On Wed, May 11, 2011 at 11:27 AM, Jer Noble <[email protected]> wrote:
> 3. "fullscreenchange" events and their targets.
>
> The current proposal states that a "fullscreenchange" event must be 
> dispatched when a document enters or leaves full-screen. Additionally, "when 
> the event is dispatched, if the document's current full-screen element is an 
> element in the document, then the event target is that element, otherwise the 
> event target is the document."  This has the side effect that, if an author 
> adds an event listener for this event to an element, he will get notified 
> when an element enters full screen, but never when that element exits 
> full-screen (if the current full screen element is cleared, as it should be, 
> before the event is dispatched.)  In addition, if the current full-screen 
> element is changed while in full screen mode (e.g. by calling 
> requestFullScreen() on a different element) then an event will be dispatched 
> to only one of the two possible targets.
>
> Proposal: split the "fullscreenchange" events into two: "fullscreenentered" 
> and "fullscreenexited" (or some variation thereof) and fire each at the 
> appropriate element.

Couldn't you simply define that "fullscreenchange" is fired after the
fullscreen is cleared, but still fire it on the element which used to
be the fullscreened element.
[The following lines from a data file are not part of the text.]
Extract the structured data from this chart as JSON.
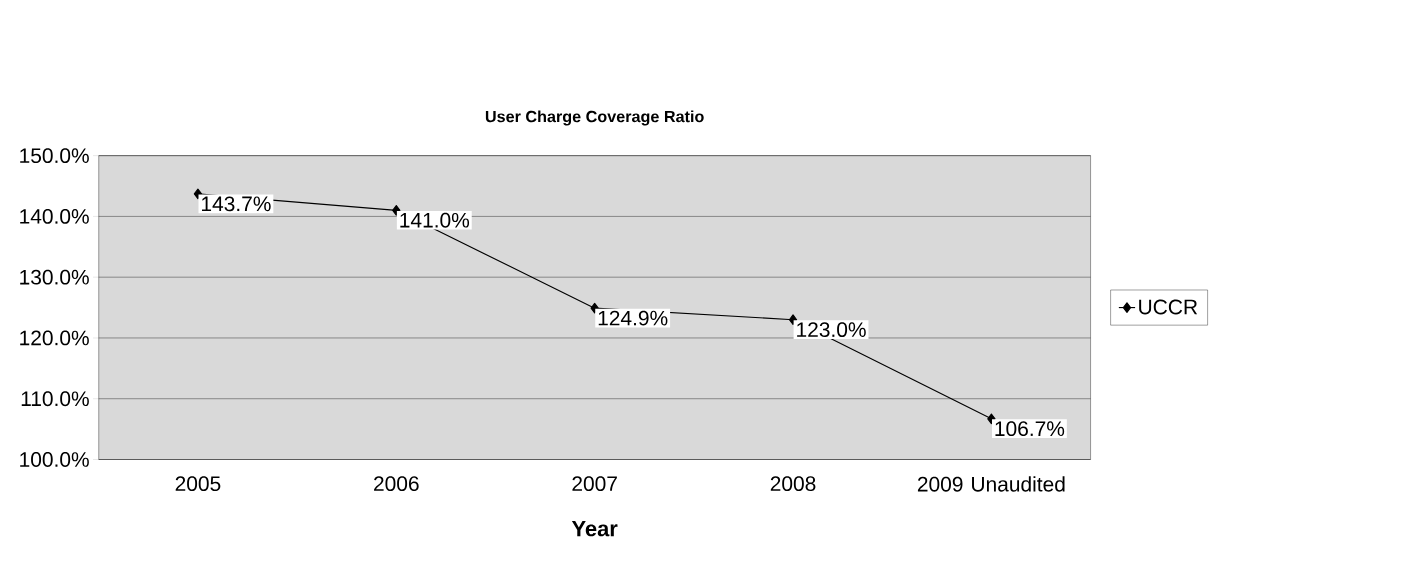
{
  "chart_data": {
    "type": "line",
    "title": "User Charge Coverage Ratio",
    "xlabel": "Year",
    "categories": [
      "2005",
      "2006",
      "2007",
      "2008",
      "2009 Unaudited"
    ],
    "series": [
      {
        "name": "UCCR",
        "color": "#000000",
        "values": [
          143.7,
          141.0,
          124.9,
          123.0,
          106.7
        ],
        "value_labels": [
          "143.7%",
          "141.0%",
          "124.9%",
          "123.0%",
          "106.7%"
        ]
      }
    ],
    "ylim": [
      100,
      150
    ],
    "yticks": [
      {
        "value": 100,
        "label": "100.0%"
      },
      {
        "value": 110,
        "label": "110.0%"
      },
      {
        "value": 120,
        "label": "120.0%"
      },
      {
        "value": 130,
        "label": "130.0%"
      },
      {
        "value": 140,
        "label": "140.0%"
      },
      {
        "value": 150,
        "label": "150.0%"
      }
    ],
    "grid": "y",
    "legend": "right",
    "marker": "diamond",
    "line_style": "solid"
  }
}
It's nicer for authors to not have to
deal with two events.

> 4. A lack of rejection.
>
> The current proposal provides no notification to authors that a request to 
> enter full screen has been denied.  From an UA implementor's perspective, it 
> makes writing test cases much more difficult.  From an author's perspective 
> it makes failing over to another full screen technique (such as a 
> "full-window" substitute mode) impossible.
>
> Proposal: add a "fullscreenrequestdenied" event and require it to be 
> dispatched when and if the UA denies a full-screen request.

Wasn't the idea that if the user denies the fullscreen request, the
browser can still "full-window" the element inside the normal browser
window, thus taking care substitute for the website?